# Yamaha sub woofer



## kerr (Apr 7, 2013)

I recently purchased a Yamaha soundbar YAS 101. The sound is amazing but would like to boost the bass by adding my dad's old yamaha subwoofer YST SW90. My dad has lost the original leads and i've tried connecting the system with a 2 phono to headphone jack cable to the 'system connectivity' port on the sound bar. Unfortunately i cannot get the subwoofer to work. Everything is switched on and i've followed the sound bar instructions for deactivating the built-in subwoofer. 

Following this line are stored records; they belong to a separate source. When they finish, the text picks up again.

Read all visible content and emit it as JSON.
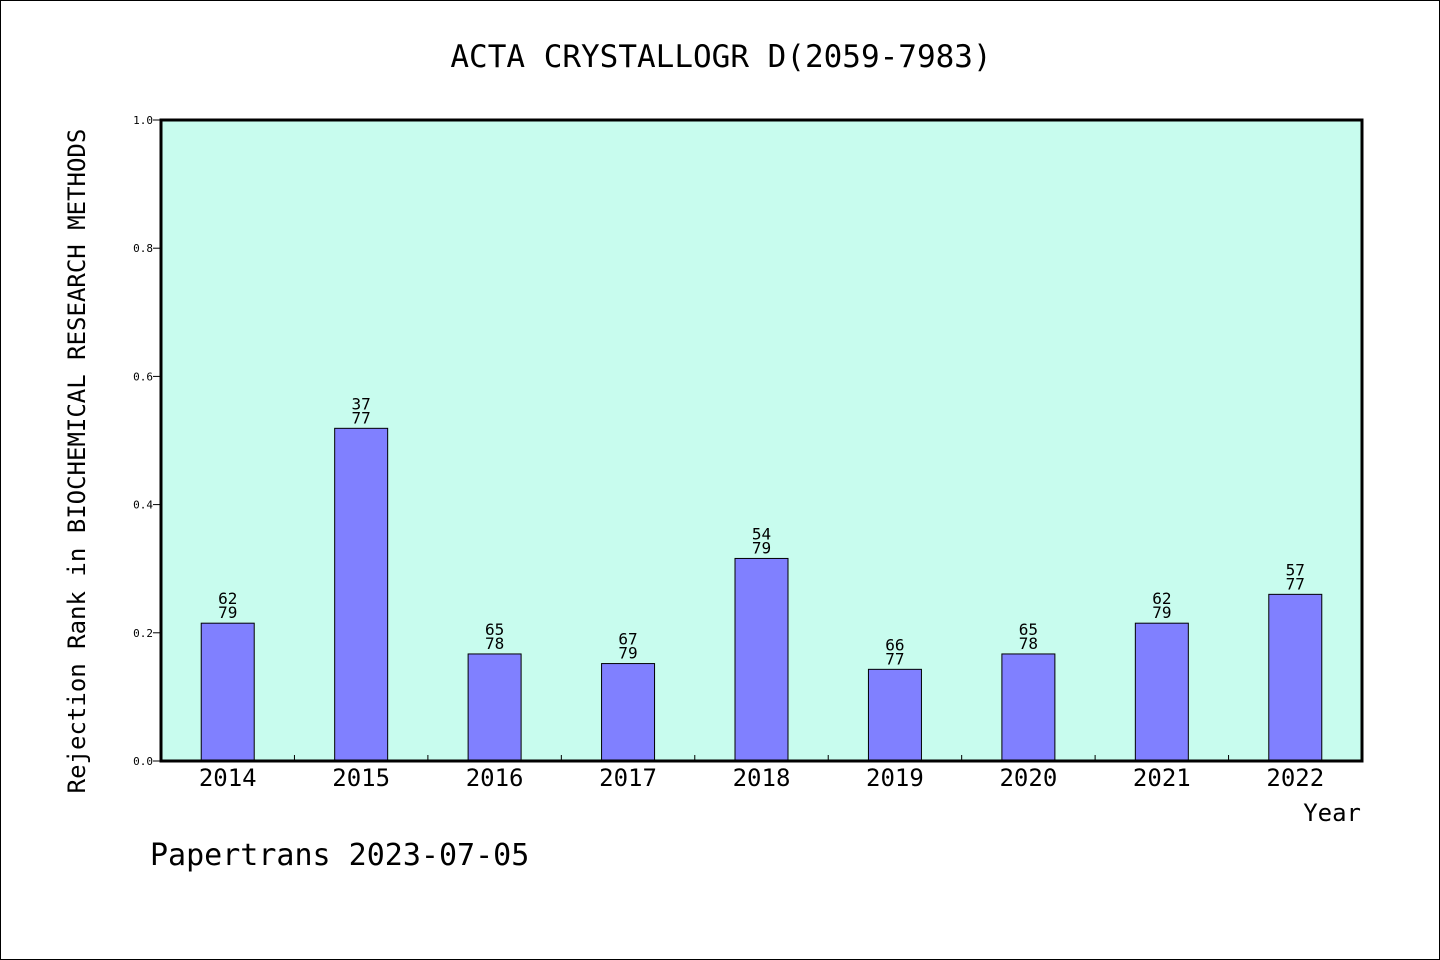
{
  "chart_data": {
    "type": "bar",
    "title": "ACTA CRYSTALLOGR D(2059-7983)",
    "xlabel": "Year",
    "ylabel": "Rejection Rank in BIOCHEMICAL RESEARCH METHODS",
    "categories": [
      "2014",
      "2015",
      "2016",
      "2017",
      "2018",
      "2019",
      "2020",
      "2021",
      "2022"
    ],
    "values": [
      0.215,
      0.519,
      0.167,
      0.152,
      0.316,
      0.143,
      0.167,
      0.215,
      0.26
    ],
    "ranks": [
      "62",
      "37",
      "65",
      "67",
      "54",
      "66",
      "65",
      "62",
      "57"
    ],
    "totals": [
      "79",
      "77",
      "78",
      "79",
      "79",
      "77",
      "78",
      "79",
      "77"
    ],
    "ylim": [
      0,
      1.0
    ],
    "yticks": [
      "0.0",
      "0.2",
      "0.4",
      "0.6",
      "0.8",
      "1.0"
    ],
    "grid": false,
    "colors": {
      "bar": "#8080ff",
      "plot_bg": "#c8fcee"
    }
  },
  "footer": "Papertrans 2023-07-05"
}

Does anybody have any ideas if these two systems are still compatible? If so how do i connect and operate?
Thanks


----------



## Mike P. (Apr 6, 2007)

Thread moved to Home Audio Subwoofers forum.

When you say 'system connectivity' port on the sound bar, do you mean the subwoofer output jack on the back of the unit?


----------



## 86eldel68-deactivated (Nov 30, 2010)

Just to double-check:
- You followed the instructions at the bottom of page 8 of the soundbar's owner's manual (PDF)?
- You've run a connection from the subwoofer output on the soundbar to either the left or the right line-level input (INPUT2) on the SW90 subwoofer? (See page. 6 of the owner's manual (PDF).)
- You've confirmed that the cable is not damaged?


----------



## kerr (Apr 7, 2013)

Thanks guys, sub woofer now working. The Left and Right inputs on 'input2' led me to believe I had to use both. One single cable from subwoofer output on soundbar to left input on 'input2' now in position.

Amazing bass from the SW90!!

Cheers


----------